Ergebnisse: Die Ergebnisse der qualitativen Befragung werden im Rahmen des Kongresses vorgestellt. Sie zeigen die spezifischen Belastungen und Beanspruchungen, sowie Ressourcen bei Fachkräften im Setting der stationären Behindertenhilfe und in welcher Form sich diese von denen anderer Berufsgruppen und Tätigkeiten in der Pflege abgrenzen. Hier werden insbesondere die klientel-spezifischen Belastungen und Ressourcen fokussiert und die Schwierigkeiten sowie Besonderheiten des einmaligen Nähe-Distanz-Verhältnisses aufgegriffen. Außerdem wird offengelegt, welche Auswirkungen die Alterung der Beschäftigten und der Wandel der Klientel für dieses Setting hat und inwieweit es den MitarbeiterInnen gelingt, die Ressourcen, insbesondere ihre christliche Spiritualität, als eine Quelle der Gesunderhaltung zu nutzen und diese in ihren beruflichen Alltag zu integrieren. Auch werden Aussagen über eine Verbesserung der Ausbildung und die Meinung zur Inklusion ersichtlich. Hier wird die Bedeutung der zielgruppenspezifischen Vorgehensweise deutlich.

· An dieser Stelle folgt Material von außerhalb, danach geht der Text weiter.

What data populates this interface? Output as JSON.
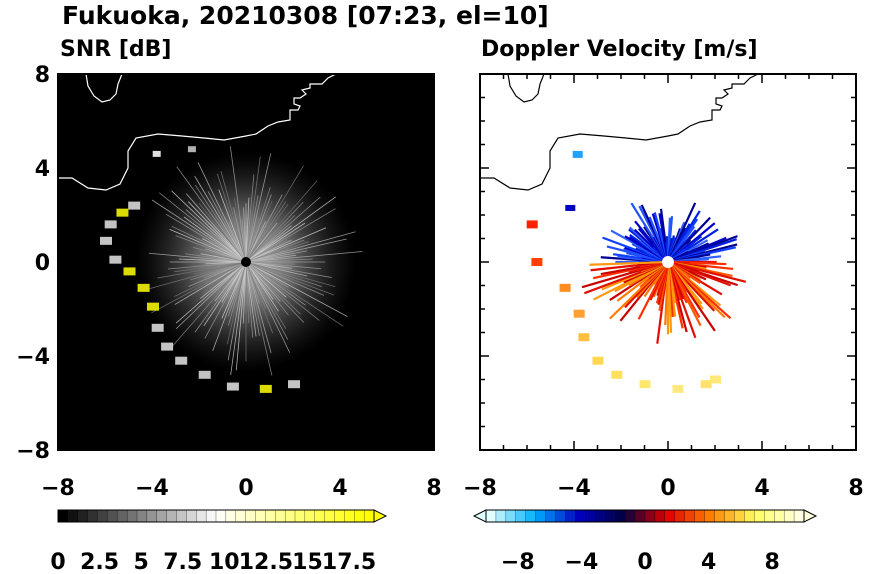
{
  "header": {
    "title": "Fukuoka, 20210308 [07:23, el=10]"
  },
  "chart_data": [
    {
      "type": "heatmap",
      "title": "SNR [dB]",
      "xlim": [
        -8,
        8
      ],
      "ylim": [
        -8,
        8
      ],
      "x_ticks": [
        "−8",
        "−4",
        "0",
        "4",
        "8"
      ],
      "y_ticks": [
        "8",
        "4",
        "0",
        "−4",
        "−8"
      ],
      "background": "#000000",
      "colorbar": {
        "range": [
          0,
          19
        ],
        "extend": "max",
        "tick_labels": [
          "0",
          "2.5",
          "5",
          "7.5",
          "10",
          "12.5",
          "15",
          "17.5"
        ],
        "tick_values": [
          0,
          2.5,
          5,
          7.5,
          10,
          12.5,
          15,
          17.5
        ],
        "colors": [
          "#000000",
          "#ffffff",
          "#ffff00"
        ]
      }
    },
    {
      "type": "heatmap",
      "title": "Doppler Velocity [m/s]",
      "xlim": [
        -8,
        8
      ],
      "ylim": [
        -8,
        8
      ],
      "x_ticks": [
        "−8",
        "−4",
        "0",
        "4",
        "8"
      ],
      "y_ticks": [
        "8",
        "4",
        "0",
        "−4",
        "−8"
      ],
      "background": "#ffffff",
      "colorbar": {
        "range": [
          -10,
          10
        ],
        "extend": "both",
        "tick_labels": [
          "−8",
          "−4",
          "0",
          "4",
          "8"
        ],
        "tick_values": [
          -8,
          -4,
          0,
          4,
          8
        ],
        "colors": [
          "#e0ffff",
          "#00b0ff",
          "#0000c0",
          "#000040",
          "#e00000",
          "#ff8000",
          "#ffff60",
          "#ffffe0"
        ]
      }
    }
  ]
}
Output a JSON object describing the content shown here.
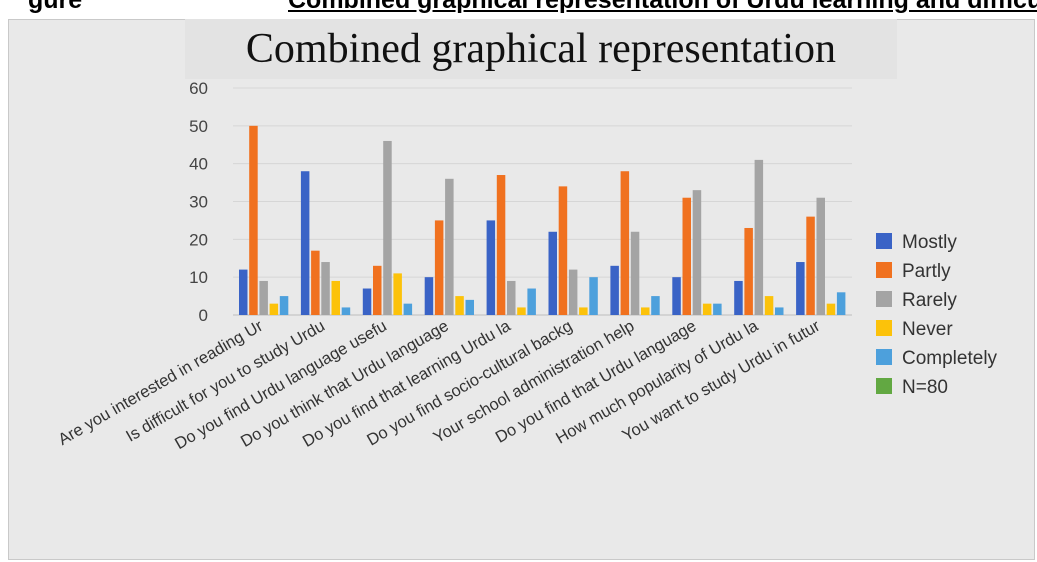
{
  "figure_heading": {
    "lead": "gure",
    "rest": "Combined graphical representation of Urdu learning and difficulty"
  },
  "colors": {
    "Mostly": "#3a63c6",
    "Partly": "#f0711f",
    "Rarely": "#a4a4a4",
    "Never": "#fcc20a",
    "Completely": "#4da0dc",
    "N=80": "#62a842"
  },
  "chart_data": {
    "type": "bar",
    "title": "Combined graphical representation",
    "ylim": [
      0,
      60
    ],
    "yticks": [
      0,
      10,
      20,
      30,
      40,
      50,
      60
    ],
    "grid": true,
    "legend_position": "right",
    "categories": [
      "Are you interested in reading Ur",
      "Is difficult for you to study Urdu",
      "Do you find Urdu language usefu",
      "Do you think that Urdu language",
      "Do you find that learning Urdu la",
      "Do you find socio-cultural backg",
      "Your school administration help",
      "Do you find that Urdu language",
      "How much popularity of Urdu la",
      "You want to study Urdu in futur"
    ],
    "series": [
      {
        "name": "Mostly",
        "values": [
          12,
          38,
          7,
          10,
          25,
          22,
          13,
          10,
          9,
          14
        ]
      },
      {
        "name": "Partly",
        "values": [
          50,
          17,
          13,
          25,
          37,
          34,
          38,
          31,
          23,
          26
        ]
      },
      {
        "name": "Rarely",
        "values": [
          9,
          14,
          46,
          36,
          9,
          12,
          22,
          33,
          41,
          31
        ]
      },
      {
        "name": "Never",
        "values": [
          3,
          9,
          11,
          5,
          2,
          2,
          2,
          3,
          5,
          3
        ]
      },
      {
        "name": "Completely",
        "values": [
          5,
          2,
          3,
          4,
          7,
          10,
          5,
          3,
          2,
          6
        ]
      },
      {
        "name": "N=80",
        "values": [
          0,
          0,
          0,
          0,
          0,
          0,
          0,
          0,
          0,
          0
        ]
      }
    ]
  }
}
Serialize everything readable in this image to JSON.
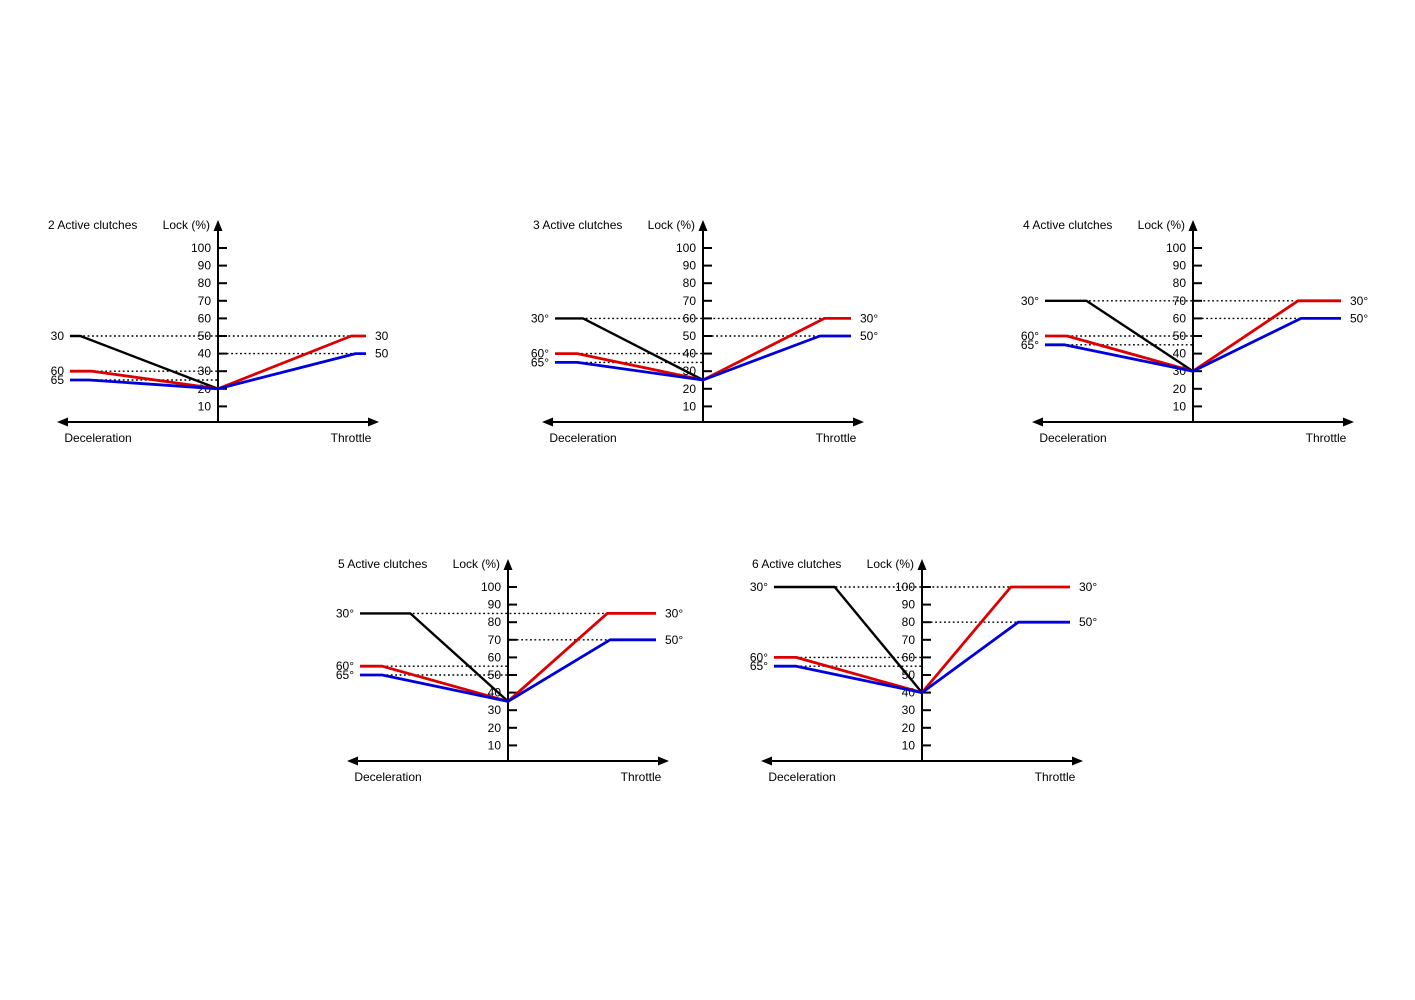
{
  "colors": {
    "axis": "#000000",
    "black_series": "#000000",
    "red_series": "#dd0000",
    "blue_series": "#0000dd",
    "guide": "#000000"
  },
  "chart_data": [
    {
      "type": "line",
      "title": "2 Active clutches",
      "ylabel": "Lock (%)",
      "xlabel_left": "Deceleration",
      "xlabel_right": "Throttle",
      "y_ticks": [
        100,
        90,
        80,
        70,
        60,
        50,
        40,
        30,
        20,
        10
      ],
      "ylim": [
        0,
        105
      ],
      "center_lock_pct": 20,
      "series": [
        {
          "name": "steering-30deg",
          "color": "black",
          "left_label": "30",
          "points": [
            [
              -1,
              50
            ],
            [
              -0.93,
              50
            ],
            [
              0,
              20
            ]
          ]
        },
        {
          "name": "steering-60deg",
          "color": "red",
          "left_label": "60",
          "right_label": "30",
          "points": [
            [
              -1,
              30
            ],
            [
              -0.85,
              30
            ],
            [
              0,
              20
            ],
            [
              0.9,
              50
            ],
            [
              1,
              50
            ]
          ]
        },
        {
          "name": "steering-65deg",
          "color": "blue",
          "left_label": "65",
          "right_label": "50",
          "points": [
            [
              -1,
              25
            ],
            [
              -0.87,
              25
            ],
            [
              0,
              20
            ],
            [
              0.93,
              40
            ],
            [
              1,
              40
            ]
          ]
        }
      ],
      "guides": [
        {
          "level": 50,
          "span": "full"
        },
        {
          "level": 40,
          "span": "right"
        },
        {
          "level": 30,
          "span": "left"
        },
        {
          "level": 25,
          "span": "left"
        }
      ]
    },
    {
      "type": "line",
      "title": "3 Active clutches",
      "ylabel": "Lock (%)",
      "xlabel_left": "Deceleration",
      "xlabel_right": "Throttle",
      "y_ticks": [
        100,
        90,
        80,
        70,
        60,
        50,
        40,
        30,
        20,
        10
      ],
      "ylim": [
        0,
        105
      ],
      "center_lock_pct": 25,
      "series": [
        {
          "name": "steering-30deg",
          "color": "black",
          "left_label": "30°",
          "points": [
            [
              -1,
              60
            ],
            [
              -0.81,
              60
            ],
            [
              0,
              25
            ]
          ]
        },
        {
          "name": "steering-60deg",
          "color": "red",
          "left_label": "60°",
          "right_label": "30°",
          "points": [
            [
              -1,
              40
            ],
            [
              -0.85,
              40
            ],
            [
              0,
              25
            ],
            [
              0.82,
              60
            ],
            [
              1,
              60
            ]
          ]
        },
        {
          "name": "steering-65deg",
          "color": "blue",
          "left_label": "65°",
          "right_label": "50°",
          "points": [
            [
              -1,
              35
            ],
            [
              -0.85,
              35
            ],
            [
              0,
              25
            ],
            [
              0.79,
              50
            ],
            [
              1,
              50
            ]
          ]
        }
      ],
      "guides": [
        {
          "level": 60,
          "span": "full"
        },
        {
          "level": 50,
          "span": "right"
        },
        {
          "level": 40,
          "span": "left"
        },
        {
          "level": 35,
          "span": "left"
        }
      ]
    },
    {
      "type": "line",
      "title": "4 Active clutches",
      "ylabel": "Lock (%)",
      "xlabel_left": "Deceleration",
      "xlabel_right": "Throttle",
      "y_ticks": [
        100,
        90,
        80,
        70,
        60,
        50,
        40,
        30,
        20,
        10
      ],
      "ylim": [
        0,
        105
      ],
      "center_lock_pct": 30,
      "series": [
        {
          "name": "steering-30deg",
          "color": "black",
          "left_label": "30°",
          "points": [
            [
              -1,
              70
            ],
            [
              -0.72,
              70
            ],
            [
              0,
              30
            ]
          ]
        },
        {
          "name": "steering-60deg",
          "color": "red",
          "left_label": "60°",
          "right_label": "30°",
          "points": [
            [
              -1,
              50
            ],
            [
              -0.85,
              50
            ],
            [
              0,
              30
            ],
            [
              0.71,
              70
            ],
            [
              1,
              70
            ]
          ]
        },
        {
          "name": "steering-65deg",
          "color": "blue",
          "left_label": "65°",
          "right_label": "50°",
          "points": [
            [
              -1,
              45
            ],
            [
              -0.87,
              45
            ],
            [
              0,
              30
            ],
            [
              0.73,
              60
            ],
            [
              1,
              60
            ]
          ]
        }
      ],
      "guides": [
        {
          "level": 70,
          "span": "full"
        },
        {
          "level": 60,
          "span": "right"
        },
        {
          "level": 50,
          "span": "left"
        },
        {
          "level": 45,
          "span": "left"
        }
      ]
    },
    {
      "type": "line",
      "title": "5 Active clutches",
      "ylabel": "Lock (%)",
      "xlabel_left": "Deceleration",
      "xlabel_right": "Throttle",
      "y_ticks": [
        100,
        90,
        80,
        70,
        60,
        50,
        40,
        30,
        20,
        10
      ],
      "ylim": [
        0,
        105
      ],
      "center_lock_pct": 35,
      "series": [
        {
          "name": "steering-30deg",
          "color": "black",
          "left_label": "30°",
          "points": [
            [
              -1,
              85
            ],
            [
              -0.66,
              85
            ],
            [
              0,
              35
            ]
          ]
        },
        {
          "name": "steering-60deg",
          "color": "red",
          "left_label": "60°",
          "right_label": "30°",
          "points": [
            [
              -1,
              55
            ],
            [
              -0.85,
              55
            ],
            [
              0,
              35
            ],
            [
              0.67,
              85
            ],
            [
              1,
              85
            ]
          ]
        },
        {
          "name": "steering-65deg",
          "color": "blue",
          "left_label": "65°",
          "right_label": "50°",
          "points": [
            [
              -1,
              50
            ],
            [
              -0.85,
              50
            ],
            [
              0,
              35
            ],
            [
              0.69,
              70
            ],
            [
              1,
              70
            ]
          ]
        }
      ],
      "guides": [
        {
          "level": 85,
          "span": "full"
        },
        {
          "level": 70,
          "span": "right"
        },
        {
          "level": 55,
          "span": "left"
        },
        {
          "level": 50,
          "span": "left"
        }
      ]
    },
    {
      "type": "line",
      "title": "6 Active clutches",
      "ylabel": "Lock (%)",
      "xlabel_left": "Deceleration",
      "xlabel_right": "Throttle",
      "y_ticks": [
        100,
        90,
        80,
        70,
        60,
        50,
        40,
        30,
        20,
        10
      ],
      "ylim": [
        0,
        105
      ],
      "center_lock_pct": 40,
      "series": [
        {
          "name": "steering-30deg",
          "color": "black",
          "left_label": "30°",
          "points": [
            [
              -1,
              100
            ],
            [
              -0.59,
              100
            ],
            [
              0,
              40
            ]
          ]
        },
        {
          "name": "steering-60deg",
          "color": "red",
          "left_label": "60°",
          "right_label": "30°",
          "points": [
            [
              -1,
              60
            ],
            [
              -0.85,
              60
            ],
            [
              0,
              40
            ],
            [
              0.6,
              100
            ],
            [
              1,
              100
            ]
          ]
        },
        {
          "name": "steering-65deg",
          "color": "blue",
          "left_label": "65°",
          "right_label": "50°",
          "points": [
            [
              -1,
              55
            ],
            [
              -0.85,
              55
            ],
            [
              0,
              40
            ],
            [
              0.65,
              80
            ],
            [
              1,
              80
            ]
          ]
        }
      ],
      "guides": [
        {
          "level": 100,
          "span": "full"
        },
        {
          "level": 80,
          "span": "right"
        },
        {
          "level": 60,
          "span": "left"
        },
        {
          "level": 55,
          "span": "left"
        }
      ]
    }
  ]
}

Ausblick: Fachkräfte der stationären Behindertenhilfe sind durch eine große Verantwortung und hohes Engagement für die ihnen anvertrauten KlientInnen in besonderer Weise gefordert. Aufgrund fehlender Daten und in Abgrenzung zu anderen Berufsgruppen sowie Tätigkeiten in der Pflege war eine Exploration neuer Erkenntnisse unabdingbar, um die Forschungslücke hinsichtlich der Arbeitssituation von Beschäftigten in Behindertenhilfeeinrichtungen verkleinern zu können. Mit Hilfe dieser gewonnen Erkenntnisse wurde anschließend eine schriftliche Gesamt-Beschäftigtenbefragung in den beteiligten Einrichtungen durchgeführt, die eine Erhebung von Häufigkeiten und Zusammenhängen bestimmter Merkmale ermöglichen soll. Die qualitativen und quantitativen Daten sollen im Kontext der Methodentriangulation zusammengeführt, verglichen und auf einen weiteren Erkenntnisgewinn hin untersucht werden. Die abschließende Ableitung von Zielgruppen und Setting gerechten Handlungsempfehlungen soll einen nachhaltigen Beitrag für die Arbeitsfähigkeit der Beschäftigten leisten.